Il culto del Santo Cavaliere, profondamente radicato nella storia modicana, richiama ogni anno migliaia di fedeli e visitatori. Non è un caso che la celebrazione sia considerata tra le più importanti dell’Isola, seconda solo ai grandi eventi religiosi di Catania e Palermo. La devozione, tramandata nei secoli, continua a essere il motore di una festa che coinvolge l’intera città, dalle famiglie ai portatori, dai bambini ai turisti.
Il programma 2026 prevede una serie di appuntamenti che culmineranno nella processione di domenica 26 aprile, quando il simulacro di San Giorgio uscirà dal Duomo tra una pioggia di volantini colorati e lo scoppio dei fuochi d’artificio. È il momento più atteso: la statua, portata a spalla dai Sangiorgiari, attraverserà le vie del centro storico con la caratteristica andatura veloce, a tratti quasi una corsa, che rievoca il galoppo del cavallo del Santo.
La vigilia sarà invece dedicata ai più piccoli con il tradizionale “San Giorgio dei Piccoli”, una processione che vede protagonisti i bambini, custodi del futuro della tradizione. Un passaggio simbolico che testimonia la volontà della comunità di tramandare il rito alle nuove generazioni.
Grande attenzione è stata riservata anche all’organizzazione logistica e alla sicurezza, grazie al lavoro congiunto della parrocchia, del comitato e delle istituzioni regionali, che sostengono la manifestazione riconoscendone il valore culturale e turistico. L’impegno delle realtà locali ha permesso negli anni di far crescere la festa, oggi considerata un’eccellenza del territorio.
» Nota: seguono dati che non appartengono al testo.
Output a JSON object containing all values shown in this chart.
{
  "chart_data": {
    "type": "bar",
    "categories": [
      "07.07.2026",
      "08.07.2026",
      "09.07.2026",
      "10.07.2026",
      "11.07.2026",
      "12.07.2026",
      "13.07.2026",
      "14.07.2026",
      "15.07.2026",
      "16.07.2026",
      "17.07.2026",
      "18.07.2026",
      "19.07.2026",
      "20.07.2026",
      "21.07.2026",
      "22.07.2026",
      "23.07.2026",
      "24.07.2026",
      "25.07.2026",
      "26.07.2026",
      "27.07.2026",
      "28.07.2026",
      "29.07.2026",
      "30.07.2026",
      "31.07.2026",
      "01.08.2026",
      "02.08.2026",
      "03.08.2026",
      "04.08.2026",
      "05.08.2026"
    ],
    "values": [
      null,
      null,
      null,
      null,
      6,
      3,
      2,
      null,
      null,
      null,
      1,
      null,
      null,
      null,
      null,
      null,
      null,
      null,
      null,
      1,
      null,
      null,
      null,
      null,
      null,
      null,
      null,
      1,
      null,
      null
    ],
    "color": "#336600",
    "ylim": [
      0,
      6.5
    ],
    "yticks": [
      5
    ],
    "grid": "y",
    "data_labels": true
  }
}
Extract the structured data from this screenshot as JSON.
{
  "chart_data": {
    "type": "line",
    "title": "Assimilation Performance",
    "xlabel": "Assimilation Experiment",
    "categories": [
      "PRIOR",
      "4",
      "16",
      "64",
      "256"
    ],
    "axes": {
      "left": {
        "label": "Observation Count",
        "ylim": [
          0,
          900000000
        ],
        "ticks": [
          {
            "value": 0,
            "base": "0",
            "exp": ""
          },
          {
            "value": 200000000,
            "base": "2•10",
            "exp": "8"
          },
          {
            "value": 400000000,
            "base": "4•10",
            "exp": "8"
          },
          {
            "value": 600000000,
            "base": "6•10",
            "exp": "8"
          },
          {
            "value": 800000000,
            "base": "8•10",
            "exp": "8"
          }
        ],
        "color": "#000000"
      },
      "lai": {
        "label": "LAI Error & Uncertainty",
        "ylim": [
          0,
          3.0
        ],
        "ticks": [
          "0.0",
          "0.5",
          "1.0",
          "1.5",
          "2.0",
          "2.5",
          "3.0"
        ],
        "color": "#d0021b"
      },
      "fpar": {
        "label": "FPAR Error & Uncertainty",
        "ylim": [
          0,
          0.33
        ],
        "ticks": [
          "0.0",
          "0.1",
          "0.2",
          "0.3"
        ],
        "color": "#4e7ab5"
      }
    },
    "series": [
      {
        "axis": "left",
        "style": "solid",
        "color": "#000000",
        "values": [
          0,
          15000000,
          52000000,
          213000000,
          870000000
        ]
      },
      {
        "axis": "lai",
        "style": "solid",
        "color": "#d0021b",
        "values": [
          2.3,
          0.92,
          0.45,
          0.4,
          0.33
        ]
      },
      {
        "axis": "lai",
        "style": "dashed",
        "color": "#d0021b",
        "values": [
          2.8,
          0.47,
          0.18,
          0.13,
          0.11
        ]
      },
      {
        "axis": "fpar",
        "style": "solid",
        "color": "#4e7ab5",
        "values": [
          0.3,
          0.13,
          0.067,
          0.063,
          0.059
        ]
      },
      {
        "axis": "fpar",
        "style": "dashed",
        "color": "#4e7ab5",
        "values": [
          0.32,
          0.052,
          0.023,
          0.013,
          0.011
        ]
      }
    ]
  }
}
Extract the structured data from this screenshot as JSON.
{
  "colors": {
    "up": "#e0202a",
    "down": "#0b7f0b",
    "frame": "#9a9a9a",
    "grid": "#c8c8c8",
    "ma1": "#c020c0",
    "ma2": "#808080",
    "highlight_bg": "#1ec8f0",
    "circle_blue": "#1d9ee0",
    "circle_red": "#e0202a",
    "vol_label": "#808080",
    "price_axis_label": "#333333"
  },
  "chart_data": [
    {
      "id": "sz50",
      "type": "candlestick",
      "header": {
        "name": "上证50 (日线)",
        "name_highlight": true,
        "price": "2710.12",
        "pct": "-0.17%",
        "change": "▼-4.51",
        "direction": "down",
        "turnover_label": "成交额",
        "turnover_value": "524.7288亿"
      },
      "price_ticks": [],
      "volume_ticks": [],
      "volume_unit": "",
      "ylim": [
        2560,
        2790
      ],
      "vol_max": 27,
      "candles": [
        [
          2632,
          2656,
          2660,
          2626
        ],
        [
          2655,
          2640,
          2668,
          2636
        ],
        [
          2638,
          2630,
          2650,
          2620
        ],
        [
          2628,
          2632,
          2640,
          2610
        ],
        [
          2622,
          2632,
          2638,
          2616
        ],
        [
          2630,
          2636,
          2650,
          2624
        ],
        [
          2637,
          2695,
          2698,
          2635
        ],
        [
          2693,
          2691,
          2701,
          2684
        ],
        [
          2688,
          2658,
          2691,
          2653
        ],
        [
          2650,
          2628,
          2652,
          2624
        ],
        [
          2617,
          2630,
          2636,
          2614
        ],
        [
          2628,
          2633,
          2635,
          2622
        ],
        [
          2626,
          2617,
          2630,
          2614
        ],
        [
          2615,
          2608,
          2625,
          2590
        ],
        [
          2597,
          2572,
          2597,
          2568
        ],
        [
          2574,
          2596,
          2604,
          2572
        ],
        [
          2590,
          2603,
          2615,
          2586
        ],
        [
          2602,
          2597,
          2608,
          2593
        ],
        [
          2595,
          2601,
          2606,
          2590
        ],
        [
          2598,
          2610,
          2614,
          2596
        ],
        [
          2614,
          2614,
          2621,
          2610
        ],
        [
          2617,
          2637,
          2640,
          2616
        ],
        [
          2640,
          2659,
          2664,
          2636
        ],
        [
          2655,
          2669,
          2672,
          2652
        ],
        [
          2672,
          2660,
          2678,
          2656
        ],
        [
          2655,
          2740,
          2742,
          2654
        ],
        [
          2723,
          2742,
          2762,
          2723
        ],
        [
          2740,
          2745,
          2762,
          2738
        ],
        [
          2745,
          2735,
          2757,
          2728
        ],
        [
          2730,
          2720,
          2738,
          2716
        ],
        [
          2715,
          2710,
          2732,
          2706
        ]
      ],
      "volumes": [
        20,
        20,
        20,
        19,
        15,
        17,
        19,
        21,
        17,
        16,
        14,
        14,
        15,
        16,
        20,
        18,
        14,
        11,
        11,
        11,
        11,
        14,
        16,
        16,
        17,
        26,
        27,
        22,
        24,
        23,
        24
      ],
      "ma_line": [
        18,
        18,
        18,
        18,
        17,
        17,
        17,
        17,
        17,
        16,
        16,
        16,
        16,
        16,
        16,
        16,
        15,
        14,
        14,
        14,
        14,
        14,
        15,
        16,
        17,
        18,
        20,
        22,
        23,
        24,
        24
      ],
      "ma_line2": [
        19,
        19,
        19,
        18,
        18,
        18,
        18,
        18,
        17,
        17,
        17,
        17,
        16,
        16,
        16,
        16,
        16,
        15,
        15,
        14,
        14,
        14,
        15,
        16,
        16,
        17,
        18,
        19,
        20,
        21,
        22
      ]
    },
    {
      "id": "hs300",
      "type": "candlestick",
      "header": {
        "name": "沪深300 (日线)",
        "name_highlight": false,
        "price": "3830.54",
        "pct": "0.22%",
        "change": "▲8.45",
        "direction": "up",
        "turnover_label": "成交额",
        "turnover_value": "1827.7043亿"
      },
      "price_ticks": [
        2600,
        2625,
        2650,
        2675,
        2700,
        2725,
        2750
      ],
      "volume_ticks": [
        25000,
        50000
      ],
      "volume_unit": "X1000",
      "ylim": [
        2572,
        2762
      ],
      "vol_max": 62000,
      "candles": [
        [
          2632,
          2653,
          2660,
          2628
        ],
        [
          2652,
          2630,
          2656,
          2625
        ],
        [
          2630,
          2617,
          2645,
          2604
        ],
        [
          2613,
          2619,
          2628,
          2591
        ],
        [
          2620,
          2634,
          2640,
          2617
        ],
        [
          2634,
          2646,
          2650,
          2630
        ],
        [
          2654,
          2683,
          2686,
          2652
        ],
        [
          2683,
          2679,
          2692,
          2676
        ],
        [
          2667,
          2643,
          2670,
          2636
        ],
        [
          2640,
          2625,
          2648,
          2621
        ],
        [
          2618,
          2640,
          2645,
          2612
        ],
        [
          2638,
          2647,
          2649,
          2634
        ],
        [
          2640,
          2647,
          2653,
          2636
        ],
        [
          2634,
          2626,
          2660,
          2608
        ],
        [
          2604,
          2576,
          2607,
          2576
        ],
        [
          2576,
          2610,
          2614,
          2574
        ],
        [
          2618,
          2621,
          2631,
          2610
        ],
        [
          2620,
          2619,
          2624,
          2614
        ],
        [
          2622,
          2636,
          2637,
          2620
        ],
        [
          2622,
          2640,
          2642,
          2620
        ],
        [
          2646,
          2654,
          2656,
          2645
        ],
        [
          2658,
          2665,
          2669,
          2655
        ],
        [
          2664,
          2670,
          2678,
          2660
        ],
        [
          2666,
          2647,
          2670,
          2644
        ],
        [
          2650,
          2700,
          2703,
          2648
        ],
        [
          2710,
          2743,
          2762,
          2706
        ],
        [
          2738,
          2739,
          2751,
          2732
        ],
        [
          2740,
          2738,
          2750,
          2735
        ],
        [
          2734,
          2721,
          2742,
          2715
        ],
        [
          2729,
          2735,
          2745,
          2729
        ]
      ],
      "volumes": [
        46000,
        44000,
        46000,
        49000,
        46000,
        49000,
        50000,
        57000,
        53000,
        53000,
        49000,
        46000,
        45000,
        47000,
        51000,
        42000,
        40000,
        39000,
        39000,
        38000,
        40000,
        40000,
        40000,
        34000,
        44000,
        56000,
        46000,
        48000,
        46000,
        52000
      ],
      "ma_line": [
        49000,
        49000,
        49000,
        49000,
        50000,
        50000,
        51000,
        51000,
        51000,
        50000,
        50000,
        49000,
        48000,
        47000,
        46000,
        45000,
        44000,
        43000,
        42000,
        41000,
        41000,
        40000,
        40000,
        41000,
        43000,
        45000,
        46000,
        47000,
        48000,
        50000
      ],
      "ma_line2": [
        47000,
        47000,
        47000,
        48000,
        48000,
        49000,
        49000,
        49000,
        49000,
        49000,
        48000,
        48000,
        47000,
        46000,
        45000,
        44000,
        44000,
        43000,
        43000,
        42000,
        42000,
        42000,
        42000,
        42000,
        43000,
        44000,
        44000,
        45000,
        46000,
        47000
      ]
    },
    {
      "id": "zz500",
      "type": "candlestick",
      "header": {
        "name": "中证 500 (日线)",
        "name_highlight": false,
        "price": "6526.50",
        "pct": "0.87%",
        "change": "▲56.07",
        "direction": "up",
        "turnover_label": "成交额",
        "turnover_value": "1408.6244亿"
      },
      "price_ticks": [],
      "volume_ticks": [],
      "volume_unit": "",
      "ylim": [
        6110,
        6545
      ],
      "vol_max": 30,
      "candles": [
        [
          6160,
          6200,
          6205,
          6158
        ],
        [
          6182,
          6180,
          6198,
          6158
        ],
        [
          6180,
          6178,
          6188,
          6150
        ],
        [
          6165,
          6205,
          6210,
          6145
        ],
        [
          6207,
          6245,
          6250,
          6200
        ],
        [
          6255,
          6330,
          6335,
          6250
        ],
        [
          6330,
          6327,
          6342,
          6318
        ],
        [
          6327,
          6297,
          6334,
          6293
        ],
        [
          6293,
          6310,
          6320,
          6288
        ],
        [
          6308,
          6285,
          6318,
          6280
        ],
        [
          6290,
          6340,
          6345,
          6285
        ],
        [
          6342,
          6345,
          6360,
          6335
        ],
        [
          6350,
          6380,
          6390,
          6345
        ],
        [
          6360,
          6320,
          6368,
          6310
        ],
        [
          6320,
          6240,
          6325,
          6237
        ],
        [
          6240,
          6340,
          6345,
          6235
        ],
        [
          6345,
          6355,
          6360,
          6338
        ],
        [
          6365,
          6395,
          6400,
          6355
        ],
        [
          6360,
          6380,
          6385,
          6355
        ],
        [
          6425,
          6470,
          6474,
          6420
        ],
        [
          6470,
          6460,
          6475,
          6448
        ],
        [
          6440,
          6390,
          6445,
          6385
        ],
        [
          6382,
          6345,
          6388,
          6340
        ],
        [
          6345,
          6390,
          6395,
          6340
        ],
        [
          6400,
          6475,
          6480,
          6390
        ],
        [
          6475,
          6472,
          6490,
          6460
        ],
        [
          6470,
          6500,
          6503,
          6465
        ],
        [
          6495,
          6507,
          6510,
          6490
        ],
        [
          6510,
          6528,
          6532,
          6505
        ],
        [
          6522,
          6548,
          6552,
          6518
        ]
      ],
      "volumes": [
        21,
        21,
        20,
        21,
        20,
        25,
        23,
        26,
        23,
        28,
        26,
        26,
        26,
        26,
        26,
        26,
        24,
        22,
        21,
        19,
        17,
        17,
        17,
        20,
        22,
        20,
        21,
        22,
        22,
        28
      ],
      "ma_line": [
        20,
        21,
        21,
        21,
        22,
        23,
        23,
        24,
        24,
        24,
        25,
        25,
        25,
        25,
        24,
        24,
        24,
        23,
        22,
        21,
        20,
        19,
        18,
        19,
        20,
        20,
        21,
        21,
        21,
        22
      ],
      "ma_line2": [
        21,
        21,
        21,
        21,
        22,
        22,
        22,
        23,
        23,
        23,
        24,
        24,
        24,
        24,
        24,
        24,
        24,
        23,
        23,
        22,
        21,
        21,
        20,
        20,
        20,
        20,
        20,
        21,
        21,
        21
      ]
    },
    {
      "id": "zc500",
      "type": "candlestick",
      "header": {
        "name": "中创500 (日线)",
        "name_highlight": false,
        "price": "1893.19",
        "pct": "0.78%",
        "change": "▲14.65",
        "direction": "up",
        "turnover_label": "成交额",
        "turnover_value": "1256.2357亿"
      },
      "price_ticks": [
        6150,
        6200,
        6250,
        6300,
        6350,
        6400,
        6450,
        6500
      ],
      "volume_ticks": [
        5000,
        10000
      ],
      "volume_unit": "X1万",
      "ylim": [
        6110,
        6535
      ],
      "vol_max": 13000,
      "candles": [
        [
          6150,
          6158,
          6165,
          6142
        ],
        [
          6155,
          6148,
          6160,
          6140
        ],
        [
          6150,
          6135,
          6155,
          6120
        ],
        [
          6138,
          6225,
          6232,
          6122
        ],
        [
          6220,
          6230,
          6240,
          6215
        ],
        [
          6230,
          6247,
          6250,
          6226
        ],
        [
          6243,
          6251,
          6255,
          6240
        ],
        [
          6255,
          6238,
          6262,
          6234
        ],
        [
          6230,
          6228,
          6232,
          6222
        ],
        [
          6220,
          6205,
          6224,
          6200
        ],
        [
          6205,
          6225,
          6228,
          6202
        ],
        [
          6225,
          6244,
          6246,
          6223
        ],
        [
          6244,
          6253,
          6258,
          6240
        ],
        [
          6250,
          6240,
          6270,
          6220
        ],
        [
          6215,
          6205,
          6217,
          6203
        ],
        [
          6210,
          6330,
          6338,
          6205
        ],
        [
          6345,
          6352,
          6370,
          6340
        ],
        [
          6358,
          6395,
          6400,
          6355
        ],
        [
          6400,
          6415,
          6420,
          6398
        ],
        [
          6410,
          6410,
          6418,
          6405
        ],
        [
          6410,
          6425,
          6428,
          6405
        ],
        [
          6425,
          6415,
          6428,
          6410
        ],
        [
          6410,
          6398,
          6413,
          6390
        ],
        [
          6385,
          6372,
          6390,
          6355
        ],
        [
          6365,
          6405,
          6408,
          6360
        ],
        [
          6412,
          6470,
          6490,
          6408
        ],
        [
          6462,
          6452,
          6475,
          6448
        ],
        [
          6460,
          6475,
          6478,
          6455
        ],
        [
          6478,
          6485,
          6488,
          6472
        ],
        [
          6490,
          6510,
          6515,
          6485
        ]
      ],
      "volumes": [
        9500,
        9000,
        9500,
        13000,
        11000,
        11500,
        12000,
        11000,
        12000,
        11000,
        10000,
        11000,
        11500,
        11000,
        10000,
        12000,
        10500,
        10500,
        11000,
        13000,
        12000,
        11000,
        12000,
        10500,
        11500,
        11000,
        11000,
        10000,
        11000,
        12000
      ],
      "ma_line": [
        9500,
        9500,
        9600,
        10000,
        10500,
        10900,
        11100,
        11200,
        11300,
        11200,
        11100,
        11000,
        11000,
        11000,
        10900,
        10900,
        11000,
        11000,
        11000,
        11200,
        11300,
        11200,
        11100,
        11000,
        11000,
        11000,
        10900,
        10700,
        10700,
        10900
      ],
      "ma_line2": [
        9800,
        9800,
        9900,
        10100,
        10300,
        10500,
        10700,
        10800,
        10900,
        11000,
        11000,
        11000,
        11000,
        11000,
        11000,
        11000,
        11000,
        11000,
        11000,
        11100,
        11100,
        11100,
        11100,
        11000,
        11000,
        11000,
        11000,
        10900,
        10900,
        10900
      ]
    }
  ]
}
La giornata conclusiva si chiuderà, come da tradizione, con il rientro del simulacro in Duomo, accolto da un’ultima esplosione di entusiasmo. Qui, tra le navate, la statua verrà fatta girare più volte prima di essere riposta, in un gesto che conserva il sapore antico delle celebrazioni borboniche, quando le processioni esterne erano vietate.
Modica si prepara dunque a vivere un nuovo capitolo della sua storia religiosa, con una festa che continua a unire fede, identità e partecipazione popolare. Una tradizione che non smette di emozionare e che, anche nel 2026, promette di trasformare la città in un grande abbraccio collettivo attorno al suo Santo Cavaliere.